Finding The One: 7 Tips For Picking The Perfect Partner | Uncustomary

How do men and women actually fall in love and which behaviors or characteristics are central to choosing a partner? Experience from old relationships shows that finding a partner is not always ideal. But with the really important aspects in mind, you can soon find a new love that promises permanence and makes you happy.

Fun, communication, and similar education – ideal conditions when choosing a partner

Having a good conversation and having fun together – these are the most important criteria for the majority of women and men when choosing a partner. When it comes to deciding whether to get to know someone better and have a relationship with them, fun is the most important factor. Good communication and humor are no less relevant. Because those who laugh with each other not only have more fun together but often also have a similar educational background. Various studies of partner choice psychology have shown that an equal level of education goes hand in hand with the quality of a partnership. There are signs he doesn’t want a relationship with you, so it is best to pay attention to them.

Manners and social environment

Opening the door, good table manners and consideration for others – courteous and respectful behavior is the order of the day. Or in short: gentlemen are still en vogue. On the other hand, a man who doesn’t know how to behave or has bad manners is out of the question for most women today. It is particularly important to find out how well the potential partner fits into your own social environment.

Attractiveness and good sex

The most exciting information in advance: The quality of sex is more important to men and women when choosing a partner than the appearance of the potential partner. Increasing its external attractiveness is therefore only conditionally the key to happiness – it is more about the attraction between two people. However, external characteristics are not entirely irrelevant. Face, voice and eyes, in particular, are important criteria for both sexes when choosing a partner. Most women like their men hairy – but not too much. If a three-day beard increases the attractiveness points of a potential partner, long hair for men is an absolute no-go for most women.

Matching the desire to have children – an essential criterion when choosing a partner

Children? And if so, how many? Even if it otherwise fits, the existing or nonexistent desire to have a significant influence on the choice of partner. It is important for two-thirds of women and, after all, more than every second man that the ideas on family planning are coordinated. The decisive factor for a functioning partnership is the early exchange about starting a family, especially nowadays – because already one in five consciously chooses a life without children.

Opinions from parents and friends

Does your best friend like your significant other? Or are you not exactly what your potential annoying mother-in-law desires? However, the influence of family and friends should not be underestimated. In fact, every third woman and every fourth man consider the opinion of parents and friends important when it comes to deciding for or against a man or woman for life.

Absolute opposition is rather counterproductive for long-term relationships. In the short term, otherness ensures sexual attraction, which is why people often have a prey scheme that actually doesn’t suit them – in the long run, however, this model tends to lead to more conflicts and disharmony. The contradiction is always good when supplementation is possible.
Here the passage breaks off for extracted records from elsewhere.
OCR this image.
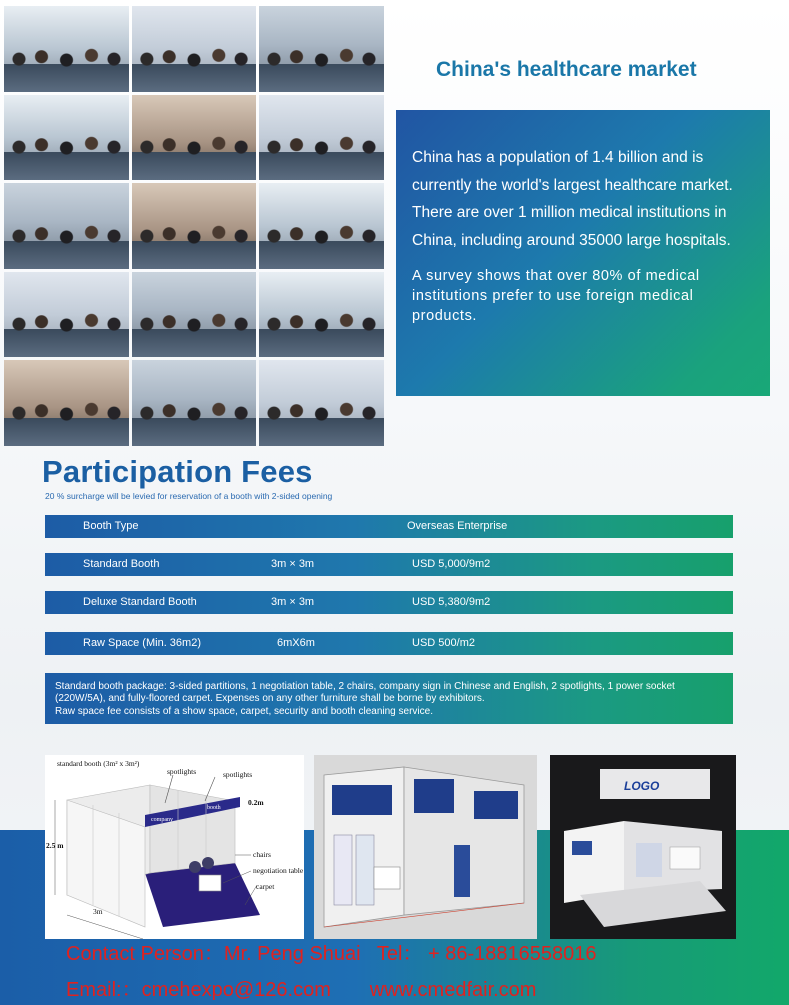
China's healthcare market

China has a population of 1.4 billion and is currently the world's largest healthcare market. There are over 1 million medical institutions in China, including around 35000 large hospitals.

A survey shows that over 80% of medical institutions prefer to use foreign medical products.

Participation Fees
20 % surcharge will be levied for reservation of a booth with 2-sided opening
Booth Type	Overseas Enterprise
Standard Booth	3m × 3m	USD 5,000/9m2
Deluxe Standard Booth	3m × 3m	USD 5,380/9m2
Raw Space (Min. 36m2)	6mX6m	USD 500/m2
Standard booth package: 3-sided partitions, 1 negotiation table, 2 chairs, company sign in Chinese and English, 2 spotlights, 1 power socket (220W/5A), and fully-floored carpet. Expenses on any other furniture shall be borne by exhibitors.
Raw space fee consists of a show space, carpet, security and booth cleaning service.
standard booth (3m² x 3m²)
spotlights	spotlights
0.2m
2.5 m
3m
company
booth
chairs
negotiation table
carpet
LOGO
Contact Person：Mr. Peng Shuai   Tel： + 86-18816558016
Email:：cmehexpo@126.com       www.cmedfair.com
Profession and standard of living

He is a craftsman and she is a doctor. He is a lawyer and she is a nurse. Opinions differ on the subject of jobs. While it is important to many women what the potential partner does for a living, it is interesting for very few men. The situation is similar when it comes to the standard of living that the new life partner should offer. Women, in particular, attach particular importance to the partner being able to offer them a certain standard. This is why so-called down-dating is not an option for most women.
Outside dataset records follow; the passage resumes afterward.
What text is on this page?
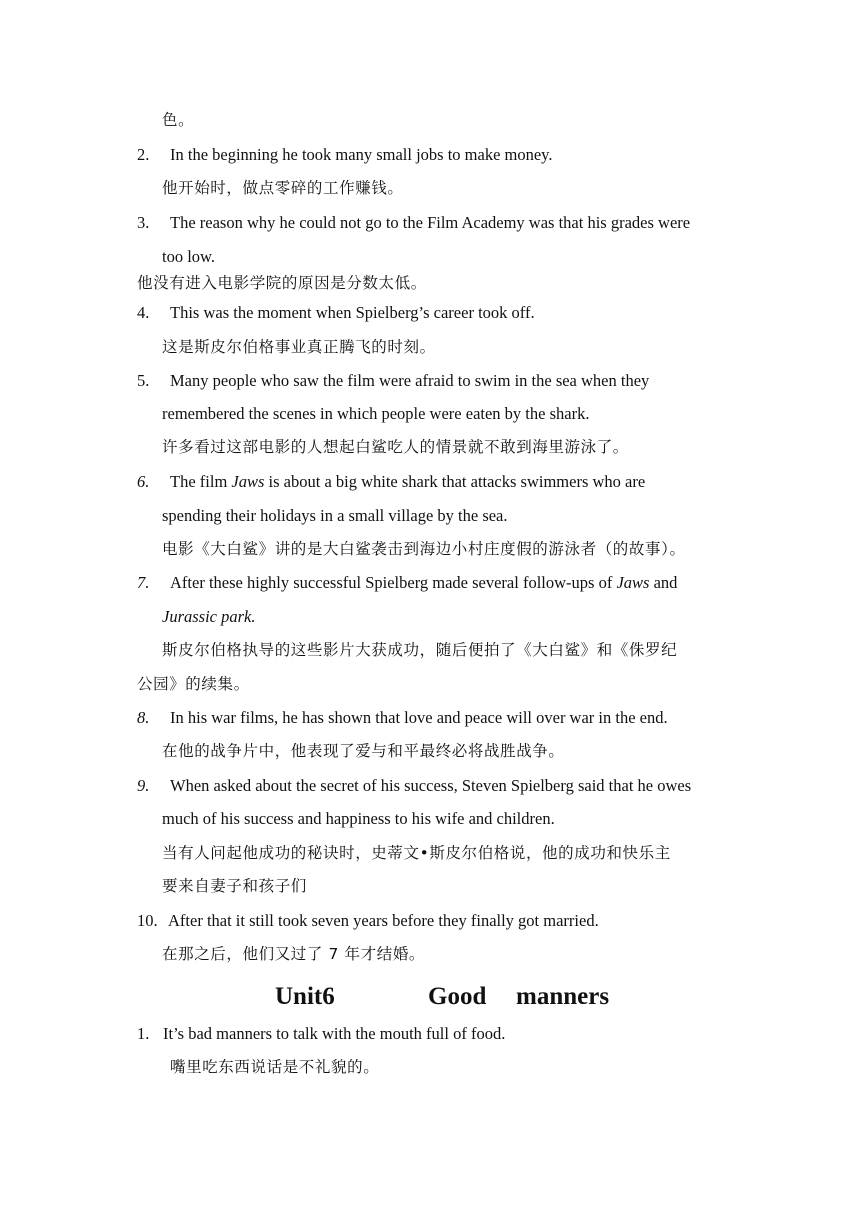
色。
2. In the beginning he took many small jobs to make money.
他开始时，做点零碎的工作赚钱。
3. The reason why he could not go to the Film Academy was that his grades were
too low.
他没有进入电影学院的原因是分数太低。
4. This was the moment when Spielberg’s career took off.
这是斯皮尔伯格事业真正腾飞的时刻。
5. Many people who saw the film were afraid to swim in the sea when they
remembered the scenes in which people were eaten by the shark.
许多看过这部电影的人想起白鲨吃人的情景就不敢到海里游泳了。
6. The film Jaws is about a big white shark that attacks swimmers who are
spending their holidays in a small village by the sea.
电影《大白鲨》讲的是大白鲨袭击到海边小村庄度假的游泳者（的故事）。
7. After these highly successful Spielberg made several follow-ups of Jaws and
Jurassic park.
斯皮尔伯格执导的这些影片大获成功，随后便拍了《大白鲨》和《侏罗纪
公园》的续集。
8. In his war films, he has shown that love and peace will over war in the end.
在他的战争片中，他表现了爱与和平最终必将战胜战争。
9. When asked about the secret of his success, Steven Spielberg said that he owes
much of his success and happiness to his wife and children.
当有人问起他成功的秘诀时，史蒂文•斯皮尔伯格说，他的成功和快乐主
要来自妻子和孩子们
10. After that it still took seven years before they finally got married.
在那之后，他们又过了 7 年才结婚。
Unit6	Good manners
1. It’s bad manners to talk with the mouth full of food.
嘴里吃东西说话是不礼貌的。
Criteria concerning partner selection show that similarity and physical agreement are relevant factors that favor the establishment of a relationship. Those who have similar values, goals, and ideas about life, maintain a similar sense of humor, are communicatively on the same wavelength and come from a similar social class not only have an advantage when choosing a partner – the stability of love is also further strengthened by parallels.
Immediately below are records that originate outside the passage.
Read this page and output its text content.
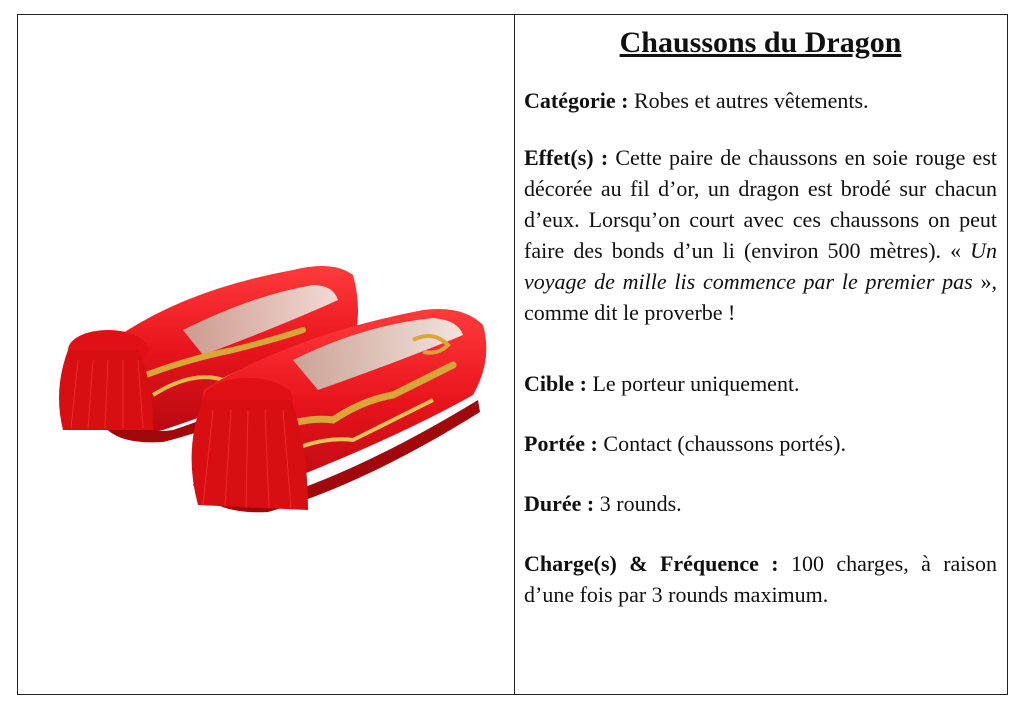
Chaussons du Dragon

Catégorie : Robes et autres vêtements.

Effet(s) : Cette paire de chaussons en soie rouge est décorée au fil d’or, un dragon est brodé sur chacun d’eux. Lorsqu’on court avec ces chaussons on peut faire des bonds d’un li (environ 500 mètres). « Un voyage de mille lis commence par le premier pas », comme dit le proverbe !

Cible : Le porteur uniquement.

Portée : Contact (chaussons portés).

Durée : 3 rounds.

Charge(s) & Fréquence : 100 charges, à raison d’une fois par 3 rounds maximum.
Gut feeling and love at first sight

Why do people fall in love? Sometimes the choice of partner also comes from a gut feeling one person has. So, it is almost always intuition that decides whether an encounter becomes more – often in a matter of seconds. In fact, in a tenth of a second, the brain makes a judgment about the other person, which is difficult to revise. After all, around four out of ten women and men choose a partner because they fell head over heels in love with him or her.

Biochemical processes often determine the fit between two people. So-called pheromones, i.e. sex attractants, play a crucial role in the question “Do we smell good?”. Our nose is able to recognize and compare gene profiles. People are subconsciously looking for a partner who ideally complements the gene profile and thus has the potential to give people healthy offspring.

Golden rules for successful partner selection

Keep an eye on the important criteria. Define the relevant points for your future partner. Make a list and write down characteristics and behaviors that are particularly important to you in getting to know and in a partnership – but also those that are out of the question for you. This provides orientation and a solid basis for the (online) partner search.

Don’t make your demands too high. Would you have thought that 58 percent of women and 42 percent of men are solo because of their high standards? Bringing wishes and expectations to a potential partner makes sense on the one hand, but if the demands exceed a certain level, they hinder the path to a happy partnership. Few will find their absolute dream partner. Rethink your criteria when choosing a partner and turn a blind eye to one or the other point.